The maniacally professional and book-smart Ashburn’s ascent up the corporate ladder is now tied to her nailing a drug kingpin, a case that’s being co-worked by local Boston law enforcement. Ashburn’s success at this endeavor will rest heavily on the capability of her new partner, Shannon Mullins (Melissa McCarthy), an alarmingly efficient, vulgar and not-so-by-the-book cop whose incessant flow of profanities comes as naturally as inhaling. The duo seriously repel each other.
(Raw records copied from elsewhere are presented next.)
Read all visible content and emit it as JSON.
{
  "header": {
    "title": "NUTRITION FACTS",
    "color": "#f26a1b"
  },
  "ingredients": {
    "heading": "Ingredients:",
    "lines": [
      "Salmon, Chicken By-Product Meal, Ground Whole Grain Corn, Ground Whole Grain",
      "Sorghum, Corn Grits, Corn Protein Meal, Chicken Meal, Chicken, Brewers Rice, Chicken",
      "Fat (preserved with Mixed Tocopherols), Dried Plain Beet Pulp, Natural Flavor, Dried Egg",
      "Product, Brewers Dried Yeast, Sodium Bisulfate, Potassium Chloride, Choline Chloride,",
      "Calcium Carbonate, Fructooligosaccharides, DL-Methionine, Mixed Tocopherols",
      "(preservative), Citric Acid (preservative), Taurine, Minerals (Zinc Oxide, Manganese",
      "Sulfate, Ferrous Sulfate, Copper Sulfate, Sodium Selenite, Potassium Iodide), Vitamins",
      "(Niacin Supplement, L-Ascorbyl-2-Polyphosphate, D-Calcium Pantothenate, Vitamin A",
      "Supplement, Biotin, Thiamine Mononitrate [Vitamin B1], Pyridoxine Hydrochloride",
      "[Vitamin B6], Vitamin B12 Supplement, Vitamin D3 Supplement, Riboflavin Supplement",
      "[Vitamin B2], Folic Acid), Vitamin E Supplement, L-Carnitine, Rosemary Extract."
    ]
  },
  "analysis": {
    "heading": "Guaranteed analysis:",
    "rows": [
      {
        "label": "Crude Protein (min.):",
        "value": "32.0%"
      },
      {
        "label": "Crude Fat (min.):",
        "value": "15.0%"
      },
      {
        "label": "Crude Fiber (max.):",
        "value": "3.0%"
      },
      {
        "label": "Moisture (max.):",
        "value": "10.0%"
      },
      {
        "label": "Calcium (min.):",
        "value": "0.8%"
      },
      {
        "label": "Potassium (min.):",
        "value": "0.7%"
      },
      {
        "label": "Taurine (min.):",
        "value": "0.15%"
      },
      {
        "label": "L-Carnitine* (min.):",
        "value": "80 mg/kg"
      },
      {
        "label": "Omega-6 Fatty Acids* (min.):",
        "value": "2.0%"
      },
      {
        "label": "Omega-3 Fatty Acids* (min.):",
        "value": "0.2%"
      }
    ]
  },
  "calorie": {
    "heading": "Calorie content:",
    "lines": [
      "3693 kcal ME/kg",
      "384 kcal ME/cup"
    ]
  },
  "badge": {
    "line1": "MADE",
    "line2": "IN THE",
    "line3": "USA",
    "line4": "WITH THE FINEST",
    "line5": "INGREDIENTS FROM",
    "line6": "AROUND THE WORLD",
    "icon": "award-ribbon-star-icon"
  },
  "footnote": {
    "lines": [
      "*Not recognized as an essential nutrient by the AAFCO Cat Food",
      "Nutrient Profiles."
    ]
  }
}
What follows – a gradual loosening up of Ashburn by means of the take-no-prisoners protocol of Mullins, and each partner’s increasingly rhythmic anticipation of the other’s needs – may be predictable. Where The Heat surprises is in its sweet look at the family archetype, ruled by the Moon.
Mullins’s mother and siblings – they strongly evoke a street-gang with two brothers’ foul-mouthed girlfriends thrown in for good measure – have marginalized Mullins for having turned in her drug-using brother, Jason (Michael Rapaport), who winds up doing jail time. In contrast, Ashburn is so lonely that she pretends the neighbor’s cat, which periodically wanders into her domicile via a window, is hers.
Each woman – the self-contained Ashburn, with a sadder childhood than she lets on, and the bravado-suffused Mullins – is ripe for an emotional connection. Guess who’ll serve each gal as a surrogate sister?